Потрескивали и дымили на столе толстые сальные свечи, разгораясь все ярче, гнали по стенам и потолку неяркие длинные тени. А за стенами плыла густая морозная сибирская ночь. Тяжелым сном спала укутанная снегами Россия.

– Понимает, – словно размышляя, заговорил Раевский. – Кругом душно, тошно, уродливо, страшно. Значит, надо кричать, пусть даже рискуя быть не услышанным, не ожидая помощи. Но его услышат! Кто же этот орел, воспаривший над тьмой российской ночи? – громко спросил он, тяжело ворочаясь в кресле и не выпуская из рук журнала.

– Александр Герцен, московского барина Яковлева сынок, – усмехнувшись, ответил Николай Львович. – В сорок седьмом году уехал из России и остался за границей. Мне друзья писали, что тоскует очень, говорит, что предпочел бы ссылку в Сибирь скитальческой своей жизни на чужбине.

Раевский нетерпеливо махнул рукой.

– Нет, нет! Или мало костей русских покоится в студеной сибирской земле? – Ему представились заиндевевшие, посиневшие лица колодников, которых он встретил сегодня на дороге. Владимир Федосеевич невольно поморщился, как от боли. – Что ждало бы его в России? Колодки… Пусть расскажет людям о Руси. Пришло время поведать миру о могучем и неразгаданном народе нашем…

– Может, встречали его сочинения, еще в России написанные – «Записки одного молодого человека»? – спросил Поташинский.

– Как же, как же, о них весьма восторженно отзывался Белинский, – подхватил Раевский.

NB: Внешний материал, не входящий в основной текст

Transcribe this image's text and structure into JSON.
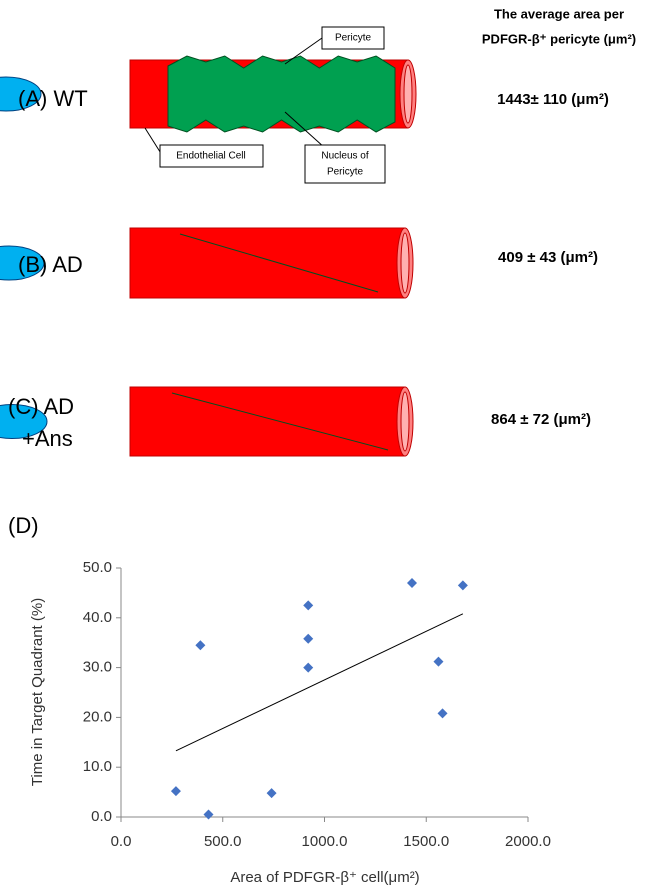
{
  "header": {
    "lines": [
      "The average area per",
      "PDFGR-β⁺ pericyte (μm²)"
    ]
  },
  "panels": [
    {
      "label": [
        "(A) WT"
      ],
      "value": "1443± 110 (μm²)"
    },
    {
      "label": [
        "(B) AD"
      ],
      "value": "409 ± 43 (μm²)"
    },
    {
      "label": [
        "(C) AD",
        "+Ans"
      ],
      "value": "864 ± 72 (μm²)"
    }
  ],
  "callouts": {
    "pericyte": "Pericyte",
    "endothelial": "Endothelial Cell",
    "nucleus": [
      "Nucleus of",
      "Pericyte"
    ]
  },
  "chart_data": {
    "type": "scatter",
    "panel_label": "(D)",
    "x_label": "Area of PDFGR-β⁺ cell(μm²)",
    "y_label": "Time in Target Quadrant (%)",
    "color": "#4472c4",
    "x": [
      270,
      390,
      430,
      740,
      920,
      920,
      920,
      1430,
      1560,
      1580,
      1680
    ],
    "values": [
      5.2,
      34.5,
      0.5,
      4.8,
      42.5,
      35.8,
      30.0,
      47.0,
      31.2,
      20.8,
      46.5
    ],
    "trendline": {
      "x": [
        270,
        1680
      ],
      "y": [
        13.3,
        40.8
      ]
    },
    "xlim": [
      0,
      2000
    ],
    "ylim": [
      0,
      50
    ],
    "xticks": [
      {
        "value": 0,
        "label": "0.0"
      },
      {
        "value": 500,
        "label": "500.0"
      },
      {
        "value": 1000,
        "label": "1000.0"
      },
      {
        "value": 1500,
        "label": "1500.0"
      },
      {
        "value": 2000,
        "label": "2000.0"
      }
    ],
    "yticks": [
      {
        "value": 0,
        "label": "0.0"
      },
      {
        "value": 10,
        "label": "10.0"
      },
      {
        "value": 20,
        "label": "20.0"
      },
      {
        "value": 30,
        "label": "30.0"
      },
      {
        "value": 40,
        "label": "40.0"
      },
      {
        "value": 50,
        "label": "50.0"
      }
    ]
  }
}
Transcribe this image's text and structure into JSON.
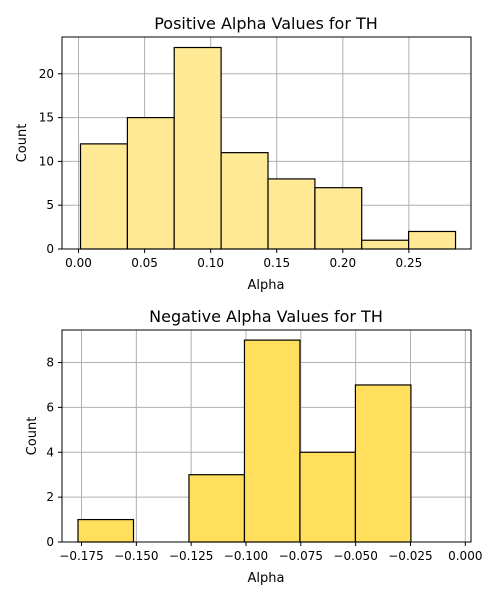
{
  "chart_data": [
    {
      "type": "bar",
      "title": "Positive Alpha Values for TH",
      "xlabel": "Alpha",
      "ylabel": "Count",
      "xlim": [
        -0.0125,
        0.297
      ],
      "ylim": [
        0,
        24.2
      ],
      "grid": true,
      "bar_color": "#ffe994",
      "x_ticks": [
        0.0,
        0.05,
        0.1,
        0.15,
        0.2,
        0.25
      ],
      "x_tick_labels": [
        "0.00",
        "0.05",
        "0.10",
        "0.15",
        "0.20",
        "0.25"
      ],
      "y_ticks": [
        0,
        5,
        10,
        15,
        20
      ],
      "y_tick_labels": [
        "0",
        "5",
        "10",
        "15",
        "20"
      ],
      "bins": [
        {
          "start": 0.0015,
          "end": 0.037,
          "value": 12
        },
        {
          "start": 0.037,
          "end": 0.0724,
          "value": 15
        },
        {
          "start": 0.0724,
          "end": 0.1079,
          "value": 23
        },
        {
          "start": 0.1079,
          "end": 0.1434,
          "value": 11
        },
        {
          "start": 0.1434,
          "end": 0.1789,
          "value": 8
        },
        {
          "start": 0.1789,
          "end": 0.2143,
          "value": 7
        },
        {
          "start": 0.2143,
          "end": 0.2498,
          "value": 1
        },
        {
          "start": 0.2498,
          "end": 0.2853,
          "value": 2
        }
      ]
    },
    {
      "type": "bar",
      "title": "Negative Alpha Values for TH",
      "xlabel": "Alpha",
      "ylabel": "Count",
      "xlim": [
        -0.1839,
        0.0026
      ],
      "ylim": [
        0,
        9.45
      ],
      "grid": true,
      "bar_color": "#ffdf5c",
      "x_ticks": [
        -0.175,
        -0.15,
        -0.125,
        -0.1,
        -0.075,
        -0.05,
        -0.025,
        0.0
      ],
      "x_tick_labels": [
        "−0.175",
        "−0.150",
        "−0.125",
        "−0.100",
        "−0.075",
        "−0.050",
        "−0.025",
        "0.000"
      ],
      "y_ticks": [
        0,
        2,
        4,
        6,
        8
      ],
      "y_tick_labels": [
        "0",
        "2",
        "4",
        "6",
        "8"
      ],
      "bins": [
        {
          "start": -0.1766,
          "end": -0.1513,
          "value": 1
        },
        {
          "start": -0.1513,
          "end": -0.126,
          "value": 0
        },
        {
          "start": -0.126,
          "end": -0.1007,
          "value": 3
        },
        {
          "start": -0.1007,
          "end": -0.0754,
          "value": 9
        },
        {
          "start": -0.0754,
          "end": -0.0501,
          "value": 4
        },
        {
          "start": -0.0501,
          "end": -0.0248,
          "value": 7
        }
      ]
    }
  ]
}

– «Сорока-воровка», «Кто виноват?»… Все противу крепостного права. Только в России вопроса этого он, конечно, открыто касаться не мог. Живая собственность – одна из основ нашего общественного порядка. Ну, а в произведениях изящной словесности большее дозволено, – сказал Николай Львович усмехнувшись. – А на чужбине, в журнале своем он открыто говорит о бесчеловечности российского рабства…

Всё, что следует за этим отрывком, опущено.